Run Picard tools and collate multiple metrics files. Check the quality of your sequencing data.
Run picardmetrics
like this:
for bam in data/project1/sample?/sample?.bam
do
# -k keeps the BAM file with marked duplicate reads
# -r runs RNA-seq Picard metrics
# -o specifies where to put the output files
picardmetrics run -k -r -o out/rnaseq $bam
done
# The final output file will be called "project1-all-metrics.tsv"
picardmetrics collate project1 out/rnaseq
picardmetrics
runs up to 12 Picard tools on each BAM file and
collates all of the output files into a single table with up to 90 different
metrics. It also automatically creates the .refFlat
and
.rRNA.list
files required for CollectRnaSeqMetrics.
See the picardmetrics manual for more details.
Next, plot and explore the metrics in R:
library(ggplot2)
dat <- read.delim("project1-all-metrics.tsv", stringsAsFactors = FALSE)
ggplot(dat) +
geom_point(aes(PF_READS, PF_ALIGNED_BASES))
See two example BAM files in the data/ folder. The
test/test.sh script illustrates the usage of picardmetrics
and tests
that it works correctly. See the outputs in the out/ folder. You can
also download the reference files used to test picardmetrics
.
Use Picard to assess the quality of your sequencing data. This example shows RNA-seq data from hundreds of glioblastoma cells and gliomasphere cell lines.
On the left, each point represents an RNA-seq sample. We see that samples with high mean mapping quality have the greatest number of detected genes. Further, the color reveals variation in the percent of reads per sample that are assigned to exons.
On the right, each bar represents an RNA-seq sample. Each sample is broken down into the percent of sequenced bases coming from different genomic regions. We see that many samples have few sequenced bases coming from coding regions relative to intergenic regions.
# Download the code.
git clone https://github.com/slowkow/picardmetrics
cd picardmetrics
# Download and install the dependencies.
make get-deps PREFIX=~/.local
# Install picardmetrics and the man page.
make install PREFIX=~/.local
# Edit the configuration file for your project.
vim ~/picardmetrics.conf
If you wish, you can manually install the dependencies:
- Picard
- samtools, which depends on htslib
- stats
- gtfToGenePred
Please submit an issue to report bugs or ask questions.
Please contribute bug fixes or new features with a pull request to this repository.
RNA-SeQC is a java program which computes a series of quality control metrics for RNA-seq data. The input can be one or more BAM files. The output consists of HTML reports and tab delimited files of metrics data.
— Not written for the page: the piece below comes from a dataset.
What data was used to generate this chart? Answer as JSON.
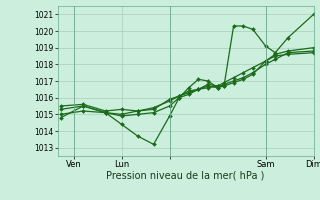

This program can be valuable for comparing sequencing quality across different samples or experiments to evaluate different experimental parameters. It can also be run on individual samples as a means of quality control before continuing with downstream analysis.
RSeQC package provides a number of useful modules that can comprehensively evaluate high throughput sequence data especially RNA-seq data. Some basic modules quickly inspect sequence quality, nucleotide composition bias, PCR bias and GC bias, while RNA-seq specific modules evaluate sequencing saturation, mapped reads distribution, coverage uniformity, strand specificity, etc.
The QoRTs software package is a fast, efficient, and portable multifunction toolkit designed to assist in the analysis, quality control, and data management of RNA-Seq datasets. Its primary function is to aid in the detection and identification of errors, biases, and artifacts produced by paired-end high-throughput RNA-Seq technology. In addition, it can produce count data designed for use with differential expression and differential exon usage tools 2, as well as individual-sample and/or group-summary genome track files suitable for use with the UCSC genome browser (or any compatible browser).